# 라이브러리

In [3]:
import pandas as pd
import numpy as np
from sqlalchemy import create_engine
import matplotlib.pyplot as plt
import seaborn as sns
import koreanize_matplotlib
from sklearn.base import BaseEstimator, TransformerMixin
from sklearn.pipeline import Pipeline
from sklearn.compose import ColumnTransformer

# 데이터 뽑아오는 함수

In [4]:
# 데이터 병합 및 year 열 추가 함수 정의의: SQL
def get_data_from_db(query):

    # mysql 접속 정보 정의
    username = "admin"
    password = "admin1234"
    host = "hk-toss-middle-project.cjkcuqkegqpx.eu-north-1.rds.amazonaws.com"
    database_name = "raw_data"

    # 데이터베이스 연결 문자열, connection string
    db_connection_str = f'mysql+pymysql://{username}:{password}@{host}/{database_name}'

    # 데이터 베이스 connector 얻어내기
    db_connection = create_engine(db_connection_str)
    db_connection

    df = pd.read_sql(query, con=db_connection)
    return df

# Transformer 정의

## 문자열 앞뒤 공백 제거 Transformer

In [4]:
# 앞뒤공백 제거 transformer
class StripTransformer(BaseEstimator, TransformerMixin):
    def __init__(self, columns:list):
        # 입력한 columns가 문자열이면 리스트로 변환
        if isinstance(columns, str):
            self.columns = [columns]
        else:
            self.columns = columns

    def fit(self, X, y=None):
        return self

    def transform(self, X):
        # 선택한 열 중에 데이터프레임에 실제로 존재하는 열만 선택
        columns_y = [col for col in self.columns if col in X.columns]

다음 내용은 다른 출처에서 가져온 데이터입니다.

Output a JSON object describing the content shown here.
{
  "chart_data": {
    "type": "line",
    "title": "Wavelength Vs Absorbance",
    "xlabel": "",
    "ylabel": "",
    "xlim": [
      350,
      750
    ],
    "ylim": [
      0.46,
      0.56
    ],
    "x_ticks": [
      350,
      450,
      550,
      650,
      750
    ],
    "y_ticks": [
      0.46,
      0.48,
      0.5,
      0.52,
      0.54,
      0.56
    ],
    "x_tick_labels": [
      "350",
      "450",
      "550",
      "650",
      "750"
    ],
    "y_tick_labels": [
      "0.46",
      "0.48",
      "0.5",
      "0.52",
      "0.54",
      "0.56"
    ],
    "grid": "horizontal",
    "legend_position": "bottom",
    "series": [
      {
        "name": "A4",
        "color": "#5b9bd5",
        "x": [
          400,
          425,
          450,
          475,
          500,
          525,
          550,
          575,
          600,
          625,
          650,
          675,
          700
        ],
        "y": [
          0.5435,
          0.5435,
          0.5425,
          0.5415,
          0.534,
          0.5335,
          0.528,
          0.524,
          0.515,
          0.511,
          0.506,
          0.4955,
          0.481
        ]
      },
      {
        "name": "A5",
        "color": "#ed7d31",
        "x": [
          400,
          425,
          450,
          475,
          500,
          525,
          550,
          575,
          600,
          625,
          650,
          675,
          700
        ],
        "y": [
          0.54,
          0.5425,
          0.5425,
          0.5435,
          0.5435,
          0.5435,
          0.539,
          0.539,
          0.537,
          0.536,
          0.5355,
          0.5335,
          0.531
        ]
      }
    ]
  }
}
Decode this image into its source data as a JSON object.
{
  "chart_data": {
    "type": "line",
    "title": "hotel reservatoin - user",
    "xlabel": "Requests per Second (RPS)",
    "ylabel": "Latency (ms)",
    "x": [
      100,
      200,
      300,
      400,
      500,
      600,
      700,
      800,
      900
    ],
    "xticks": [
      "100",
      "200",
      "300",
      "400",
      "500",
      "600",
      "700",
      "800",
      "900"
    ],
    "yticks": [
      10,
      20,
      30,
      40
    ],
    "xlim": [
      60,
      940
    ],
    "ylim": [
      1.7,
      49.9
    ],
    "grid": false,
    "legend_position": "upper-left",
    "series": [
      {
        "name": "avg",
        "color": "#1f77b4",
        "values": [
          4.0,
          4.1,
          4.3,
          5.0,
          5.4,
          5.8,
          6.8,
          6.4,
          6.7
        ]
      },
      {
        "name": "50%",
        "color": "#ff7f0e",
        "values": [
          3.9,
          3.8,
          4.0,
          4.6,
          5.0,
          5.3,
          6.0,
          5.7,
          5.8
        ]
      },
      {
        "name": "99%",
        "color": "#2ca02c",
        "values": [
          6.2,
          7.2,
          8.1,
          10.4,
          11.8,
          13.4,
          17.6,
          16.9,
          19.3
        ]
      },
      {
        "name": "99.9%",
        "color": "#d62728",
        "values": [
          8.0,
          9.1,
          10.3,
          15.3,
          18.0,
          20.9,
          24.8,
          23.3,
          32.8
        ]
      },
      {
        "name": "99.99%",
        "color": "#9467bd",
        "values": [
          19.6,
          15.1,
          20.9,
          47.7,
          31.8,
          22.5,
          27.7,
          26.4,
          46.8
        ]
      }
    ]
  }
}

        # 선택한 열의 값들의 앞뒤 공백을 제거
        for col in columns_y:

            # 문자열 형식인지 확인
            if X[col].dtype == 'object':
                try:
                    X[col] = X[col].str.strip()
                except:
                    pass

        return X

## 열 탈락 / 열 이름 변경 Transformer

In [5]:
class RenameDropColumnsTransformer(BaseEstimator, TransformerMixin):
    def __init__(self, rename_map:dict = {}, drop_columns:list = []):
        self.rename_map = rename_map
        # drop_columns가 문자열이면 리스트로 변환
        if isinstance(drop_columns, str):
            self.drop_columns = [drop_columns]
        else:
            self.drop_columns = drop_columns

    def fit(self, X, y=None):
        return self

    def transform(self, X):
        # 실제로 데이터프레임에 존재하는 열만 drop
        self.drop_columns = [col for col in self.drop_columns if col in X.columns]
        # drop_columns가 존재하면 drop
        if self.drop_columns:
            X.drop(columns=self.drop_columns, inplace=True)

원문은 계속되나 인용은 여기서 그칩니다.